What is the Bowel Incontinence?
Fecal incontinence
- medicine
- surgery
- minimally invasive procedures
Talking to your doctor is the first step toward freedom from bowel incontinence.
Causes of Bowel Incontinence
The most common cause of bowel incontinence is damage to the muscles around the anus (anal sphincters). Vaginal childbirth can damage the anal sphincters or their nerves. That’s why women are affected by accidental bowel leakage about twice as often as men.
Anal surgery can also damage the anal sphincters or nerves, leading to bowel incontinence.
There are many other potential causes of bowel incontinence, including:
- Diarrhea (often due to an infection or irritable bowel syndrome)
- Impacted stool (due to severe constipation, often in older adults)
- Inflammatory bowel disease (Crohn’s disease or ulcerative colitis)
- Nerve damage (due to diabetes, spinal cord injury, multiple sclerosis, or other conditions)

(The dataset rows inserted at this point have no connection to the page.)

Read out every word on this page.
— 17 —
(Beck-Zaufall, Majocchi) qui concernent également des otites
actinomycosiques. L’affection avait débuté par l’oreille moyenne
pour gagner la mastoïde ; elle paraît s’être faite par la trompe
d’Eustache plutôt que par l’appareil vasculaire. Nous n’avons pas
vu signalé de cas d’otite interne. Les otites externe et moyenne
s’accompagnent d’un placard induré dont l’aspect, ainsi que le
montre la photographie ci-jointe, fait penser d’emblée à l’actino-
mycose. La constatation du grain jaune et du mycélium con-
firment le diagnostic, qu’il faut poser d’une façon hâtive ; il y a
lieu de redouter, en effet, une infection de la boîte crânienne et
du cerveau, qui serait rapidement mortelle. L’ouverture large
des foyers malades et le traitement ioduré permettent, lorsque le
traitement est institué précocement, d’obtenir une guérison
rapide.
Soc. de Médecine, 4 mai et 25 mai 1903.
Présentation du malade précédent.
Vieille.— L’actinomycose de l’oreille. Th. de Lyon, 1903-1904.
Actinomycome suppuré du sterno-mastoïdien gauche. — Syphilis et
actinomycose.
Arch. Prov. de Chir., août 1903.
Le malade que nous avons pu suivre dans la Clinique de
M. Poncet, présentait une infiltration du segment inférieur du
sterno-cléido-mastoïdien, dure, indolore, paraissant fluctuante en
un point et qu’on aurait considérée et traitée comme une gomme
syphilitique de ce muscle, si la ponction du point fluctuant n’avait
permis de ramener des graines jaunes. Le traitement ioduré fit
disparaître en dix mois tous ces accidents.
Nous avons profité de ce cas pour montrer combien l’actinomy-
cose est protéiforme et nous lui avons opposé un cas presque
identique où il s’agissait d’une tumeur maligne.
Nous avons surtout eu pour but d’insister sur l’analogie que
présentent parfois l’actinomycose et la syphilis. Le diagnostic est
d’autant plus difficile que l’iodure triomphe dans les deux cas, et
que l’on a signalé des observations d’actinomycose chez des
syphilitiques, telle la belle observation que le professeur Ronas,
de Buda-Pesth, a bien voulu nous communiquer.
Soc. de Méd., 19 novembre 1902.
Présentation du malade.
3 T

- Radiation damage to the rectum (such as after treatment for prostate cancer)
- Cognitive (thinking) impairment (such as after a stroke or advanced Alzheimer’s disease)
More than one cause for bowel incontinence is frequently present. It’s also not unusual for bowel incontinence to occur without a clear cause.
Diagnosis of Bowel Incontinence
Discussing bowel incontinence may be embarrassing, but it can provide clues for a doctor to help make the diagnosis. During a physical examination, a doctor may check the strength of the anal sphincter muscle using a gloved finger inserted into the rectum.
Other tests may be helpful in identifying the cause of bowel incontinence, such as:
Stool testing. If diarrhea is present, stool testing may identify an infection or other cause.
Endoscopy. A tube with a camera on its tip is inserted into the anus. This identifies any potential problems in the anal canal or colon. A short, rigid tube (anoscopy) or a longer, flexible tube (sigmoidoscopy or colonoscopy) may be used.